Eiko Okano’s exhibition of quilts is up at the International Quilt Study Center & Museum. (Someday I want to go there.) I first saw Okano’s quilts long ago and at that time wanted to buzz into her studio and be a fly on the wall as she created. Unlike our quick-study Instagram world, where quilts are being produced at the rate of 300 a second — or so it seems — I imagine her process would take a bit longer.
I love the wild, dancing rick-rack scribbles in the border of this quilt, and those buttons!
I want to hang this one in my kitchen. These photographs are all taken from the IGSC website, where more of her quilts are shown.
In charging up my creative batteries, which often we speak of as “mojo,” I found this series of ten videos from 99U, which are about the creative process.
I intrigued by the concept that this one gives us, that — believe it or not — springboarding off of things that others have done, is a time-honored path to creativity. Notice I said “springboarding.” No one likes to have their work cloned, unless maybe you are making a pattern or something that is designed to be cloned.
I watched this in process with the release of Sherri McConnell’s quilt, “Flower Garden,” in a magazine this week. It’s the old hexie flower you have come to know and love, but Sherri gives it a modern twist, a new spin, and now I want to gather up hexies and start making my own. She started this several years ago, once again giving me hope for my own long time lines for some quilts.
And, as usual, after a spurt of creativity, I take time to clear off my workspace, find the floor again (stacks of fabrics often migrate there when I am looking for a “certain piece”) and plan out time in my calendar.
A change is as good as a rest, my mother says, so this past week we took a break from calendars and sewing machines and usual activities when we drove up to Manzanar (about a four-hour’s distance), to visit this National Historic Place. The memorial is evocative, terribly sad, and enraging, all at once.
The Mt. Whitney mountain range is stunningly beautiful, and we took some time that night to enjoy the sunset and rising moon.
On the way home, we stopped at Elmer’s Bottle Tree Ranch, a Mojave Desert attraction, all built by Elmer, a man who gets up in the morning, fires up his welding torch and gets to work. Unless, of course, he doesn’t want to.
I have a re-cap post on the Mad for Solids 2018 coming, but I wanted to thank you all for the efforts you made to put my quilt design and curated stack of solids in the Winner’s Circle. I enjoyed getting to know new quilters and their creative worlds, not only those who also had stacks, but you quilters, with your IG and FB and blogging sites. Keep up the good work of interacting and supporting and cheering each other on. I love this quilty world!
6 thoughts on “Inspiration: Okano, Manzanar, Etc.”
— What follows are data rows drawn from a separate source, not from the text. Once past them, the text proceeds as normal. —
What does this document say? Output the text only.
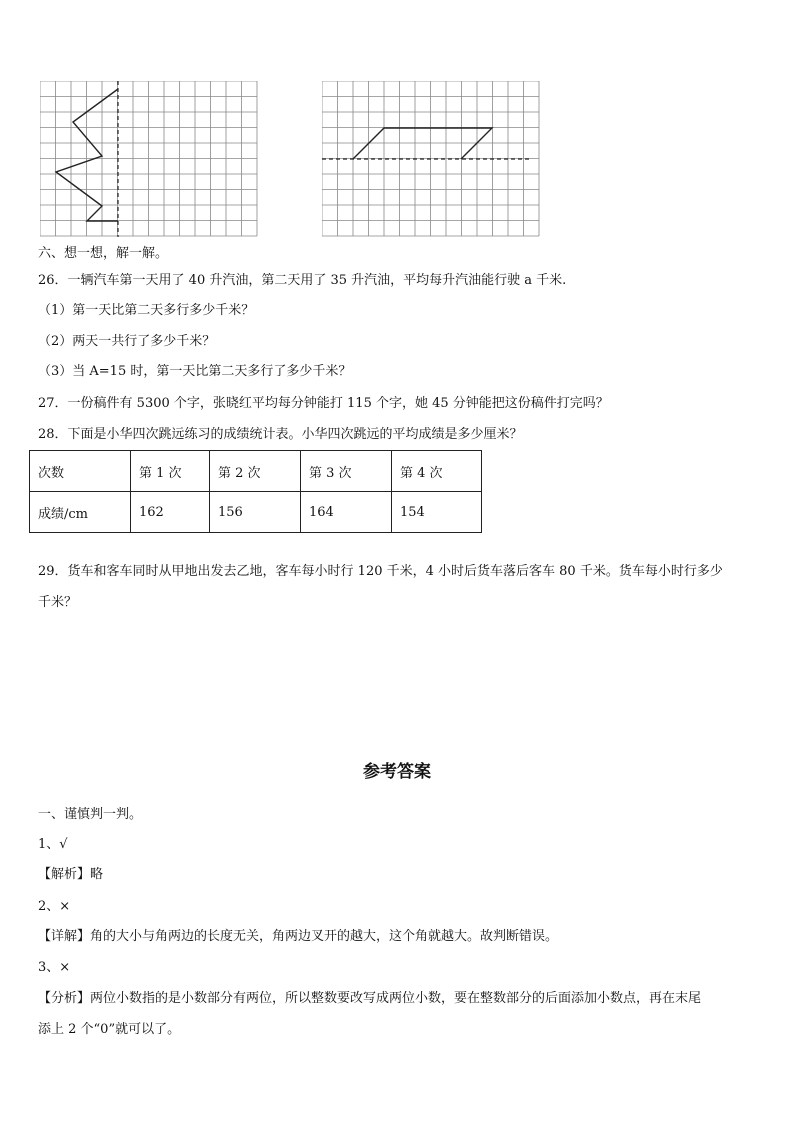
六、想一想，解一解。
26．一辆汽车第一天用了 40 升汽油，第二天用了 35 升汽油，平均每升汽油能行驶 a 千米.
（1）第一天比第二天多行多少千米？
（2）两天一共行了多少千米？
（3）当 A=15 时，第一天比第二天多行了多少千米？
27．一份稿件有 5300 个字，张晓红平均每分钟能打 115 个字，她 45 分钟能把这份稿件打完吗？
28．下面是小华四次跳远练习的成绩统计表。小华四次跳远的平均成绩是多少厘米？
次数	第 1 次	第 2 次	第 3 次	第 4 次
成绩/cm	162	156	164	154
29．货车和客车同时从甲地出发去乙地，客车每小时行 120 千米，4 小时后货车落后客车 80 千米。货车每小时行多少
千米？
参考答案
一、谨慎判一判。
1、√
【解析】略
2、×
【详解】角的大小与角两边的长度无关，角两边叉开的越大，这个角就越大。故判断错误。
3、×
【分析】两位小数指的是小数部分有两位，所以整数要改写成两位小数，要在整数部分的后面添加小数点，再在末尾
添上 2 个“0”就可以了。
Fantastic Quilts. You post makes me think of my childhood trips to Ridgecrest CA. My grandmother was a resident of the Mojave Desert. She knew so many unusual places to visit and took us on road trips when we stayed with her during school breaks. There were bottle houses and rocks to collect, abandoned gold mine towns to explore, dry lake beds to make figure 8’s on in her 1950’s Pontiac. We would go from the heat of the desert to the base of Mt Whitney in a day just to have a picnic. She took us to old lava flows and taught us to search for arrowheads. California has some wonders. Thanks for sharing Elmer’s Bottle Tree Ranch photo. Stirred up some great memories.
I was drawn to Sherri’s modern hexi quilt too! And I am in the process of reorganizing my sewing space and fabric stash. Except I keep getting distracted by new projects, haha!
The trip up 395 is the best! The scenery is amazing and each little town is so interesting. The eclectic little roadside sights are well worth the stop. I think I told you that my DIL’s father has been a summer docent at Manzanar for years. It is a thought provoking visit.
Sherri’s quilt does have a great modern feel to the hexie theme. Looking forward to seeing yours.
So many interesting items all wrapped up in one post. And all such good food for thought too. Congrats on the big win. It was well deserved. We’ll be taking our own road trip the end of the month and I’m looking forward to some time away from the norm. I think it’s always energizing.
I love the idea of springboarding too! I’m interested to watch more of that series. It sounds fascinating. Sherri’s flower garden reminds me very much of my own hexie quilt I made a few years back. I wish I’d put a scalloped border on mine.
I loved this post, Elizabeth! Thank you for the mention!